HPC - High Performance Computation

"并行计算基础"

Posted by xxc on October 31, 2018

HPC - High Performance Computation

DAG = Directed acyclic graph

PRAM = Parallel Random Access Machine)模型是多指令流多数据流(MIMD)- 内存被分配到各个格子中


Basic Knowledge

  • Cost model - 3 assumptions

    1. same speed
    2. 1 operation = 1 unit of time
    3. no edge cost
  • Sequential DAG vs Tree-based DAG

    • Sequential - O(n) time
    • Tree - O(logn) time
  • Work: W(n) = work (n nodes)

  • Span: D(n) = depth (vertices on the longest path - critical path)

  • Average available parallelism: \(\frac{W(n)}{D(n)}\)

  • Span Law: \(T_{p}(n) \ge D(n) \\p \ is\ the\ blocks\ in\ PRAM\ Model\\)

  • Work Law: \(T_{p}(n) \ge \left \lceil \frac{W(n)}{p} \right \rceil\)

  • (Compined) Work - Span Law: \(T_{p}(n) \ge max \left\{ D(n), \left \lceil \frac{W(n)}{p} \right \rceil \right\}\)

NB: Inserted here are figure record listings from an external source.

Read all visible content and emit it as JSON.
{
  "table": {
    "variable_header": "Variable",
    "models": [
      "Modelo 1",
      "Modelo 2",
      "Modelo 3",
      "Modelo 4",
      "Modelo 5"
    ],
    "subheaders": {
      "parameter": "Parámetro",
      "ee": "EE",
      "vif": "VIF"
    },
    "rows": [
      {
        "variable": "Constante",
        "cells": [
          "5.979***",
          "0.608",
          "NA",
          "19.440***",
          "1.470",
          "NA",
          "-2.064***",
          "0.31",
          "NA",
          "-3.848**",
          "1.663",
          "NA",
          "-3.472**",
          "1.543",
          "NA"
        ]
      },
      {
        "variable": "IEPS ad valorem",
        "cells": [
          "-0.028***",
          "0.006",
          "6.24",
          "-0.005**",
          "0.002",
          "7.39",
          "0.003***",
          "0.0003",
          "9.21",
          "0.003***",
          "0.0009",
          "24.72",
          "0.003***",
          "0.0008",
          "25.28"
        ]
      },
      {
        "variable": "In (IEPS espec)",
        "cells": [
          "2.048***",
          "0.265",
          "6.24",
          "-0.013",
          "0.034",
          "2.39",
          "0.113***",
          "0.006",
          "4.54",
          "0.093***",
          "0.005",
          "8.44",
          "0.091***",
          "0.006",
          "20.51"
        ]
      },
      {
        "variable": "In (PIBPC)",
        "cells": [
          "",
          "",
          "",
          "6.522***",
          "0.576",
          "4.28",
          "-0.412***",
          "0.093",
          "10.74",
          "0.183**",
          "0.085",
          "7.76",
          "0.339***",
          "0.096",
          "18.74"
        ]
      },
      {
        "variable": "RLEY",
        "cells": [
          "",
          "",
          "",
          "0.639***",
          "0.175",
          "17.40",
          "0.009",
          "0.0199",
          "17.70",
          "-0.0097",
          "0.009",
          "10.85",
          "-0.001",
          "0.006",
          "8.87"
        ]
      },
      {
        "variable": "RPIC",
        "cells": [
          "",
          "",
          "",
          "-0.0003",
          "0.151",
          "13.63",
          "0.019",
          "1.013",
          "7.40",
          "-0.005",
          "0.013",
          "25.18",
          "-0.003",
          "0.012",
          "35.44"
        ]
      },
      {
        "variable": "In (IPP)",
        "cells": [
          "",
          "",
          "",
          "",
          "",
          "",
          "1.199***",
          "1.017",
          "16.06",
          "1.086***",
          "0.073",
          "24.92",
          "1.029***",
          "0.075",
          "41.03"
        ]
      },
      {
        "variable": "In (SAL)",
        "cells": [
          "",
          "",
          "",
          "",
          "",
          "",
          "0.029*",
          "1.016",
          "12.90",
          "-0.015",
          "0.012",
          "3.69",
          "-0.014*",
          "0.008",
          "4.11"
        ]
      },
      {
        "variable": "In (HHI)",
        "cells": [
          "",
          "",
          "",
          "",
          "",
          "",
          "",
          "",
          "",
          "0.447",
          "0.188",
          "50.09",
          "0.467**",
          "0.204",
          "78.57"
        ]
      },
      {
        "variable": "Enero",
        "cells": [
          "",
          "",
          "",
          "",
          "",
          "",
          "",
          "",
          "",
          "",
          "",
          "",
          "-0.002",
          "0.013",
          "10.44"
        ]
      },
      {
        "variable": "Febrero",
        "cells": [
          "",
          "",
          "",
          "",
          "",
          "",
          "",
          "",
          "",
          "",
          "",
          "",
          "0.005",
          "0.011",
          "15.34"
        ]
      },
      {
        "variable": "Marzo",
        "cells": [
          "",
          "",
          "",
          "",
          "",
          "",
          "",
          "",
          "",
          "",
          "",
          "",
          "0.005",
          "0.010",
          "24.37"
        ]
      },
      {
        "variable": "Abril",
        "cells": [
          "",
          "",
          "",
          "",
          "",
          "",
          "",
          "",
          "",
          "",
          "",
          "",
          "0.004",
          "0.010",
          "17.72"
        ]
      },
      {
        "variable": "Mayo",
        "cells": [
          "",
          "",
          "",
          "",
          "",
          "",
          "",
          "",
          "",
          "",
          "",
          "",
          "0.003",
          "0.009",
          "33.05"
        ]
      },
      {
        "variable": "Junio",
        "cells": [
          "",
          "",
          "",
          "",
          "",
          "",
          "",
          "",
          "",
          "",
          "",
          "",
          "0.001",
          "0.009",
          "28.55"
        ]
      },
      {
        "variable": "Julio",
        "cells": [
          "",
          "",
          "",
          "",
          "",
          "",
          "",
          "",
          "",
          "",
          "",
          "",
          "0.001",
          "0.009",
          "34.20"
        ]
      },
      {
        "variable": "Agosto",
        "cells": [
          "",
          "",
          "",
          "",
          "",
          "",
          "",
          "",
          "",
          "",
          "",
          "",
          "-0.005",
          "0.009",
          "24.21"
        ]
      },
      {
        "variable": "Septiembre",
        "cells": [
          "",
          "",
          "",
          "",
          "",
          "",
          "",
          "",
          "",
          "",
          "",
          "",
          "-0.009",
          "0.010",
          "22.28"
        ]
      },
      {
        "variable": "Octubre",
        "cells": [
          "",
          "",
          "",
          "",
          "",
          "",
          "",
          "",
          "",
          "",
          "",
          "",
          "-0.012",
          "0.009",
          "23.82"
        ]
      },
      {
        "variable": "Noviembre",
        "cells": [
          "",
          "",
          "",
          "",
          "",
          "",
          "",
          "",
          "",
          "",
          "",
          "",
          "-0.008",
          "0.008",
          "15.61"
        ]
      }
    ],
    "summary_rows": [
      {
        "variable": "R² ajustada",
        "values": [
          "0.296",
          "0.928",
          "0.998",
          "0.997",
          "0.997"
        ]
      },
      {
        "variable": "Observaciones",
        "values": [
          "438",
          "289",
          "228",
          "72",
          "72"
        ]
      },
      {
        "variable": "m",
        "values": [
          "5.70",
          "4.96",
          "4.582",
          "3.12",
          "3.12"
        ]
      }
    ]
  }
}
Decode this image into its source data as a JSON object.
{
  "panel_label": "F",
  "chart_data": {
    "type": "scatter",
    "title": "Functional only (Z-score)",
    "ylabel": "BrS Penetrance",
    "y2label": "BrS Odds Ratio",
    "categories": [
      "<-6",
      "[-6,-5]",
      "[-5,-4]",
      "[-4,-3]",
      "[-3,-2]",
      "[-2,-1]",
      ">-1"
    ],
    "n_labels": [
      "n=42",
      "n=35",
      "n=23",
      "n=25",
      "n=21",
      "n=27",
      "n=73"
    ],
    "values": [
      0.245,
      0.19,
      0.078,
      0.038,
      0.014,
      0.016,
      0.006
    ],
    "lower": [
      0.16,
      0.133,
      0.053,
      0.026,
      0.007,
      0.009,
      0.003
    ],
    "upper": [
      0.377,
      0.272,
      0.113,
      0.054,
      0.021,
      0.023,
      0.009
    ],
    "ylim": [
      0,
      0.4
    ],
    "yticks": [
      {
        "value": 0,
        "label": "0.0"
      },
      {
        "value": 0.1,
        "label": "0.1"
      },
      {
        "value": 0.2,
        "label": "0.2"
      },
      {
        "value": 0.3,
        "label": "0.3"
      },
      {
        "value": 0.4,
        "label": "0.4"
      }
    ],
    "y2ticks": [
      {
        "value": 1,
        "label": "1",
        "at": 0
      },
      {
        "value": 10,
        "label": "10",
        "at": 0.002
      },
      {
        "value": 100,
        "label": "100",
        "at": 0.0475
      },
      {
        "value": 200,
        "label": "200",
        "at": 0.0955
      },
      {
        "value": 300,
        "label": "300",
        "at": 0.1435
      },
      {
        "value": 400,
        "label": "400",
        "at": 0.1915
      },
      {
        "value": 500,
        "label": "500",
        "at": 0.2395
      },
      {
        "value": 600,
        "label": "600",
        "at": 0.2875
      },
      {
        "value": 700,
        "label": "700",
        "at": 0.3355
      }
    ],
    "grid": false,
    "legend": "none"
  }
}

Brent’s theorem (get the upper-bound of the time consumption):
\[T_{p}(n) \ge \frac{W-D}{p}+D\]
  1. Setup: Break execution into phases:

    • Each phase has 1 c.p (critical point) vertex

    • Non-c.p vertices in each phase are independent

    • Every vertex must appear in some phase \(t_{k}=\left \lceil \frac{W(n)}{p} \right \rceil \Rightarrow T_{p}=\sum_{k=1}^D t_{k} \\ t_{k}\ is\ the\ time\ to\ exeute\ phase\ k\)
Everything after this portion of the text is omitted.